As the Obama Administration ought to know by now, open government isn’t easy. There are a lot of constituent elements in the wall that separates the American people and their government. Getting open government right requires planning and dedication. Moreover, resource and legal constraints can thwart even the best-intentioned efforts by government agencies to operate in a more open fashion.
Earlier this month, the Obama administration announced a number of new developments related to its Open Government Initiative, suggesting that the Administration is taking seriously many of the important barriers to open government.
First, all of the Cabinet agencies released their open government plans, detailing steps they’ll take to make “transparency, citizen participation, and collaboration part of the way they work.” The EPA’s plan says it will make more of the data it uses available to the public. For example, the agency has committed to publishing a “Green Vehicle Guide,” a searchable database that brings together information on the emissions and fuel economy of all makes and models of cars that have been manufactured since 2001.
The plan also describes more abstract, but no less important measures that the agency intends to take, such as “creating and institutionalizing a culture of open government” among its personnel. For example, EPA is instituting policies that encourage the use of social media for increasing public participation and collaboration in agency decisionmaking. These kinds of culture changes may not reap immediate open government benefits, but they promise to sustain EPA’s commitment to increased open government efforts in the years to come.

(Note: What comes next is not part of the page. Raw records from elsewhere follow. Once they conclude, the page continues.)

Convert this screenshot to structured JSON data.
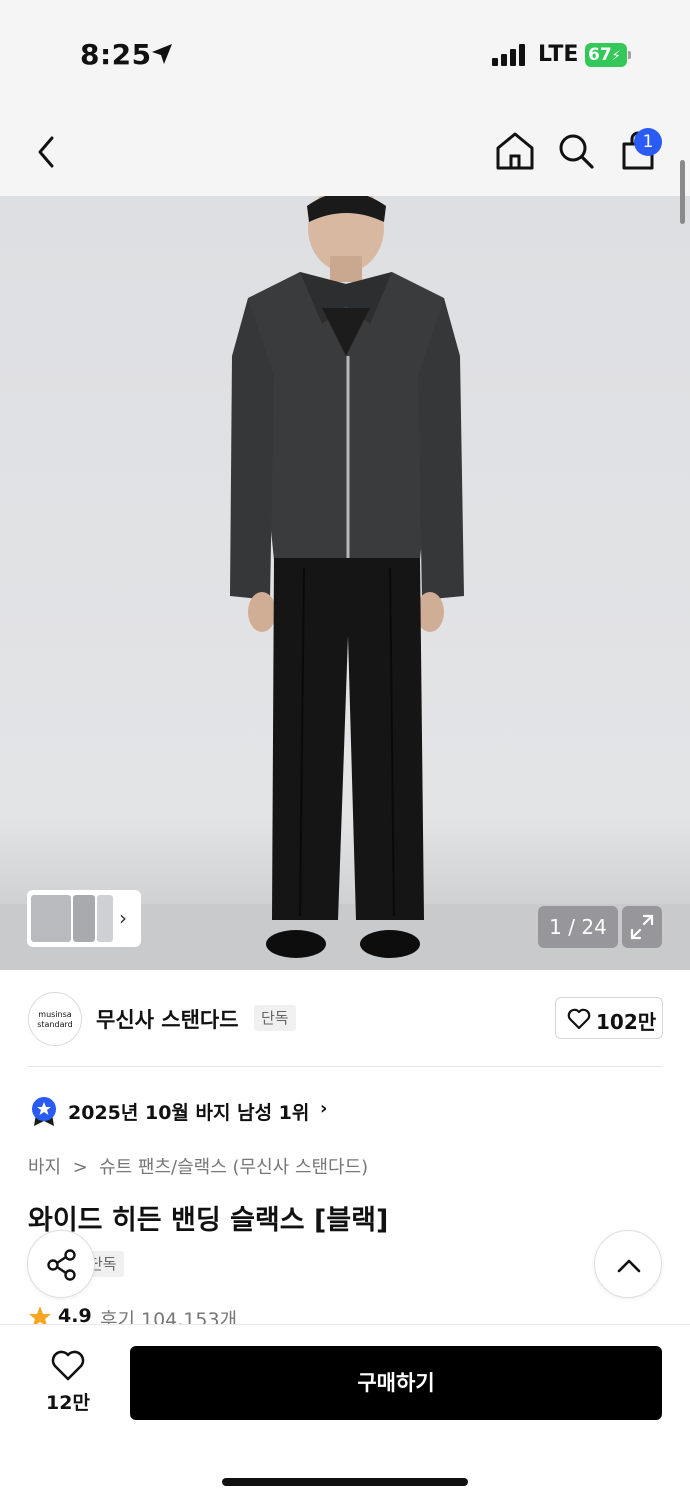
{
  "status_bar": {
    "time": "8:25",
    "network": "LTE",
    "battery": "67"
  },
  "nav": {
    "cart_count": "1"
  },
  "gallery": {
    "counter": "1 / 24"
  },
  "brand": {
    "logo_line1": "musinsa",
    "logo_line2": "standard",
    "name": "무신사 스탠다드",
    "tag": "단독",
    "likes": "102만"
  },
  "ranking": {
    "text": "2025년 10월 바지 남성 1위",
    "chevron": "›"
  },
  "breadcrumb": "바지  >  슈트 팬츠/슬랙스 (무신사 스탠다드)",
  "product": {
    "name": "와이드 히든 밴딩 슬랙스 [블랙]",
    "tag": "단독",
    "rating": "4.9",
    "reviews": "후기 104,153개"
  },
  "bottom_bar": {
    "wish_count": "12만",
    "buy_label": "구매하기"
  },
  "colors": {
    "badge": "#2a5cf5",
    "buy_button": "#000000",
    "battery": "#34c759",
    "star": "#f5a623"
  }
}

Each federal agency is required to include one “flagship initiative” in its open government plan. EPA’s flagship, for example, is “community engagement.” The agency says it will develop new methods to communicate with the public when toxic contamination is discovered in communities, in order to explain the risks posed and steps people can take to protect themselves.
The second transparency development is that the administration—via new policy guidance from the White House Office of Information and Regulatory Affairs (OIRA)—has reduced some of the potential legal constraints on agency open government efforts. One of the biggest legal constraints on these efforts is the Paperwork Reduction Act (PRA), a federal statute that regulates agency requests for information from the public to minimize the paperwork burden these requests create. The statute requires agencies to jump through a series of resource-intensive procedural hoops before they can make such requests. As such, to the extent that open government activities—such as public participation and collaboration—are seen as placing a paperwork burden on the public, the law discourages agencies from engaging in such activities at all. To that end, OIRA issued a guidance document providing a general overview of the PRA’s applicability with an eye toward clarifying how the statute would apply in circumstances involving agency open government efforts. OIRA also issued a second guidance document explaining more specifically that the PRA does not apply to most agency uses of social media (e.g., blogs, wikis, social networks, etc.). The practical effect of these two policy guidance documents is to remove a potentially huge legal barrier to the employment of innovative open government strategies, enabling agencies to experiment with them more freely as they try to implement their new open government plans.
As these guidance documents illustrate, OIRA has a crucial role to play in the administration’s Open Government Initiative. Housed in the White House Office of Management and Budget (OMB), OIRA is institutionally well positioned to examine other potential constraints (both legal and resource) that might inhibit agency open government efforts. I encourage OIRA to identify more constraints, and to issue similar policy guidance that might mitigate their effects.
But OIRA can do more as well: It should implement an open government plan of its own. This would no doubt help OIRA to identify the potential constraints that agencies face in trying to implement their own open government plans. More importantly, though, the Obama administration’s broader open government movement would benefit greatly if OIRA—an executive branch agency that has significant transparency problems of its own—joined in as well. For instance, OIRA’s reporting of its meetings with outside parties regarding rules that are under regulatory review needs to be drastically improved. Currently, OIRA only reports the names and affiliations of the people who attend each meeting; the rule that is under discussion; the time and date of the meeting; and any documents that were presented during the meeting. In most cases—particularly those meetings in which no documents were presented—it is impossible to determine what was discussed at these meetings. OIRA could greatly improve the transparency of these meetings—meetings that potentially have a large impact on the substance of rules—if it also posted the minutes of these meetings, and in a timely fashion.
In addition, this open government plan could commit OIRA to doing a better job of publishing emails and documents from its communications with agencies over rulemaking. Executive Order 12866—the presidential order that governs the regulatory process—requires such documents to be publicized after a rule that has been under review is finalized (see Section 6(b)(4)(D)). Unfortunately, these documents do not always find their way into the rule’s rulemaking docket, leaving interested parties with incomplete evidence of how OIRA’s regulatory review affected the ultimate substance of the rule in question.
Of course, fixing transparency at OIRA wouldn’t be easy. But it should step up to the challenge.